A disputa, entretanto, está sendo travada nos tribunais, nos quais suas
lideranças firmam acordos públicos que depois incentivam a população de
posseiros a desrespeitar. Com isso confundem a antiga postura de resistência, que exerciam em relação aos
grandes projetos hidrelétricos, com a atual postura de intransigência diante de negociações travadas na justiça com um
outro grupo
social historicamente espoliado. Na prática, os posseiros mobilizam, no plano
local, estratégias e argumentos contra as demandas indígenas que estão muito
próximas daquelas que vem sendo mobilizados pelo agronegócio no plano nacional.

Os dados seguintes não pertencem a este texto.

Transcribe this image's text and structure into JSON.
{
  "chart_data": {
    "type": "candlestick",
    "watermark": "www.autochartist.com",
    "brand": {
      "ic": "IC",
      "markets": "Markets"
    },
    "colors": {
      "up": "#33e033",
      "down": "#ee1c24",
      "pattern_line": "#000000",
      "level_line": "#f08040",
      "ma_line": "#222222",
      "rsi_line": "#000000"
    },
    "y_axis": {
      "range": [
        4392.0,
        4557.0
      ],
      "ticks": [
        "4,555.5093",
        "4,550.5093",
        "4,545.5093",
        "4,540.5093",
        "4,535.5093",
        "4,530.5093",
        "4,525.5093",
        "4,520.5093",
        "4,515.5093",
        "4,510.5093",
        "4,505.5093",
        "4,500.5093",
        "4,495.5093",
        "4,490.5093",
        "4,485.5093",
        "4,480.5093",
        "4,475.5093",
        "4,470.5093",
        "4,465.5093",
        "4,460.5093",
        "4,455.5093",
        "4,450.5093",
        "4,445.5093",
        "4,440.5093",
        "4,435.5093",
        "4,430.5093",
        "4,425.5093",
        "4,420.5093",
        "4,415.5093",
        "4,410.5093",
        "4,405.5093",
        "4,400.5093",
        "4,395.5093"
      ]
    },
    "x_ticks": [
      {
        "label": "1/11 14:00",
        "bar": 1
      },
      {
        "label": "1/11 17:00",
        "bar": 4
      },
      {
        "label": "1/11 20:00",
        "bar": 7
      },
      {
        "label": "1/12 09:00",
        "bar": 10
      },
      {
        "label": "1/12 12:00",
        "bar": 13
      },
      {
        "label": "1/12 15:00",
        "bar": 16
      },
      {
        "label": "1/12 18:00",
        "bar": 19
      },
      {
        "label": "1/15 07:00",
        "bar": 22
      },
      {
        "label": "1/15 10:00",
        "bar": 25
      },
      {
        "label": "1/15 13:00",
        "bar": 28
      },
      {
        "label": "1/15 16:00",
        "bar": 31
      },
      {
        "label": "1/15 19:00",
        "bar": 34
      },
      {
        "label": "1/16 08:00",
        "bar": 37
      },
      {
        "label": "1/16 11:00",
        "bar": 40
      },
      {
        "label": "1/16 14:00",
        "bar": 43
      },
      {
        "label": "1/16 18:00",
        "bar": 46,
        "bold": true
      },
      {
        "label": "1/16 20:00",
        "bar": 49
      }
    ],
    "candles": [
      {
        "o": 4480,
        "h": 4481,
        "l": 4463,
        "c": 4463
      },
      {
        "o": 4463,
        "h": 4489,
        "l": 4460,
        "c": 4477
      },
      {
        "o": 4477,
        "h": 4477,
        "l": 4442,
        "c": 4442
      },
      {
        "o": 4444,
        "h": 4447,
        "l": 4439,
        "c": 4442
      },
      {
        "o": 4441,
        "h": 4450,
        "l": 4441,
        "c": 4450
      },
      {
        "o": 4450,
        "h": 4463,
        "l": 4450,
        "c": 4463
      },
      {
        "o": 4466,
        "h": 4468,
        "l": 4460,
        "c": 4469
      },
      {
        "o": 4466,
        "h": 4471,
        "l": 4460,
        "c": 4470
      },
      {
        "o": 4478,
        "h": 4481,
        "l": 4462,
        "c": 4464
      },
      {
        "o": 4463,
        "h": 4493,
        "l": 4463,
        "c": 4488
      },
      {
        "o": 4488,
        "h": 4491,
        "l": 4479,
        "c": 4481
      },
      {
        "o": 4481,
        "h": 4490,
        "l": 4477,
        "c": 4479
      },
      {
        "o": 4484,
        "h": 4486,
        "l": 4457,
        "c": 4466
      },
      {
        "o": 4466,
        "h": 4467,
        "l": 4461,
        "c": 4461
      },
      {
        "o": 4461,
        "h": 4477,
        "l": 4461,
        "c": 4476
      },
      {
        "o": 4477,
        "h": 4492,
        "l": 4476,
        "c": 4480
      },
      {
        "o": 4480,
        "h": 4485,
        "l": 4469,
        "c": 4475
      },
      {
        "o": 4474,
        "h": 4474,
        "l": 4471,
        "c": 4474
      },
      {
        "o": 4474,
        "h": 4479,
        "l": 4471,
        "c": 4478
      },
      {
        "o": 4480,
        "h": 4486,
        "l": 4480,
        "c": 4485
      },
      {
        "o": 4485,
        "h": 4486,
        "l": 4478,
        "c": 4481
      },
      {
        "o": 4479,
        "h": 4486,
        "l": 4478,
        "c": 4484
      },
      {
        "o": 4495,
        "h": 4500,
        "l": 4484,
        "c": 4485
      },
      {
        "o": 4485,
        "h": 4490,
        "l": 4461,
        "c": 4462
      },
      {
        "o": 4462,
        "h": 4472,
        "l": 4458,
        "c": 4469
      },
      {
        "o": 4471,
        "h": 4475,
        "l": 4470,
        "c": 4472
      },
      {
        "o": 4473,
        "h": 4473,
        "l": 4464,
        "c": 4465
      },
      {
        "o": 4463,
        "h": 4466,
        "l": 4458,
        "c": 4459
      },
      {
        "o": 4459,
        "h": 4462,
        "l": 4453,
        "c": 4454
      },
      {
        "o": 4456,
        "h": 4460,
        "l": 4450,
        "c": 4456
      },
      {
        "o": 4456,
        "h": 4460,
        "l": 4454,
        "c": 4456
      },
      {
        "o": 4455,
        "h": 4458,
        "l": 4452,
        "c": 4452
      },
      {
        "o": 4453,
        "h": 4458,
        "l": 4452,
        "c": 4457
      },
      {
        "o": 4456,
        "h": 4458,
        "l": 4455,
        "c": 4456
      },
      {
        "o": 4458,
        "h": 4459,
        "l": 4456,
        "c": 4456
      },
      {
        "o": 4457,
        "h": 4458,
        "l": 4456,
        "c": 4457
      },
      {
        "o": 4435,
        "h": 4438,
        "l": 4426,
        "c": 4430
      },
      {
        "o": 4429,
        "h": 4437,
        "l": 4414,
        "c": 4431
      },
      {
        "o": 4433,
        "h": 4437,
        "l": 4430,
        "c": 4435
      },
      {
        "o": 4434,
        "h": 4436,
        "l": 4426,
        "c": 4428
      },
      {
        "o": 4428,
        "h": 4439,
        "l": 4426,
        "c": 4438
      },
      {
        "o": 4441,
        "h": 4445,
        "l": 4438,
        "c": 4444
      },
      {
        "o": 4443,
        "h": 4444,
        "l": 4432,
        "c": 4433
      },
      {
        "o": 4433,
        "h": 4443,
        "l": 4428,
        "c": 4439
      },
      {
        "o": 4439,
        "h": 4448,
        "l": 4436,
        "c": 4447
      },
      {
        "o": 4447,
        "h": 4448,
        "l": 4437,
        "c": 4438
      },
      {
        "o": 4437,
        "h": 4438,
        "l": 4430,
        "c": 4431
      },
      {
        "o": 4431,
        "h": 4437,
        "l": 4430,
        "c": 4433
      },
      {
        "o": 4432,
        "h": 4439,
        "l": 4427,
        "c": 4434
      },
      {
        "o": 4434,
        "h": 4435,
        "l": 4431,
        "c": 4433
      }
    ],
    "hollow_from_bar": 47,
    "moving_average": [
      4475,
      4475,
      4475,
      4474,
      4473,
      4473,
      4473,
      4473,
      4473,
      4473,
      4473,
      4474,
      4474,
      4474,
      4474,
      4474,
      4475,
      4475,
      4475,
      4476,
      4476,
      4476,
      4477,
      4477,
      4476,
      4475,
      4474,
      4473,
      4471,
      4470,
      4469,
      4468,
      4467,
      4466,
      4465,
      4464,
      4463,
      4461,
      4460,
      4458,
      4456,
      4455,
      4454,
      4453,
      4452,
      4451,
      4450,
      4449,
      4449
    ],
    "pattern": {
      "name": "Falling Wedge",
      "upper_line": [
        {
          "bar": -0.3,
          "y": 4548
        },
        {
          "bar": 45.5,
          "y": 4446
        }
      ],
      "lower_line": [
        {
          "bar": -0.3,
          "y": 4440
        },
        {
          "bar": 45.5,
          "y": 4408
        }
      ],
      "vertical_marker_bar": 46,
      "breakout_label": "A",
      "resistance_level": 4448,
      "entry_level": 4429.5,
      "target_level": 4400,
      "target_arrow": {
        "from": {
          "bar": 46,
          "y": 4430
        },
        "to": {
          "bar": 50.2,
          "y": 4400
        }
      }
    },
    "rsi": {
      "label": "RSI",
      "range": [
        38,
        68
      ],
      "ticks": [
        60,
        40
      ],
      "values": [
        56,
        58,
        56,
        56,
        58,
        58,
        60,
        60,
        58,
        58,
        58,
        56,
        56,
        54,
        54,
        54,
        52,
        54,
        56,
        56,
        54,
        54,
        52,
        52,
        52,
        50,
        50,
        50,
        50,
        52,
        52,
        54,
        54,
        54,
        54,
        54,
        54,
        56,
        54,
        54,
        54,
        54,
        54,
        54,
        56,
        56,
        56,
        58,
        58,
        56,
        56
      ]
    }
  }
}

Ao continuarem a disputar, na esfera pública, o lugar do oprimido, os posseiros de
Caldeirão, Caxiado e Bem Querer, vinculados
ao Pólo Sindical do Sub-Médio São Francisco, não conseguem encarar de frente o problema que o reconhecimento dos direitos indígenas coloca
para o seu próprio posicionamento político. Um posicionamento que é herdeiro
tanto de uma das lutas sociais mais bonitas e importantes do sertão do são
Francisco, quanto dos “condôminos” que reivindicavam o vínculo colonial e
colonialista com a Casa da Torre.
[1]
Professor do Departamento de Antropologia da UNICAMP.
[2] Esses comentários estão baseados em uma
releitura atualizada e sintética de aspectos devidamente documentados nos
capítulos 2 e 4 do meu trabalho “O Reencantamento do Mundo: Trama histórica e
Arranjos Territoriais Pankararu” (1996).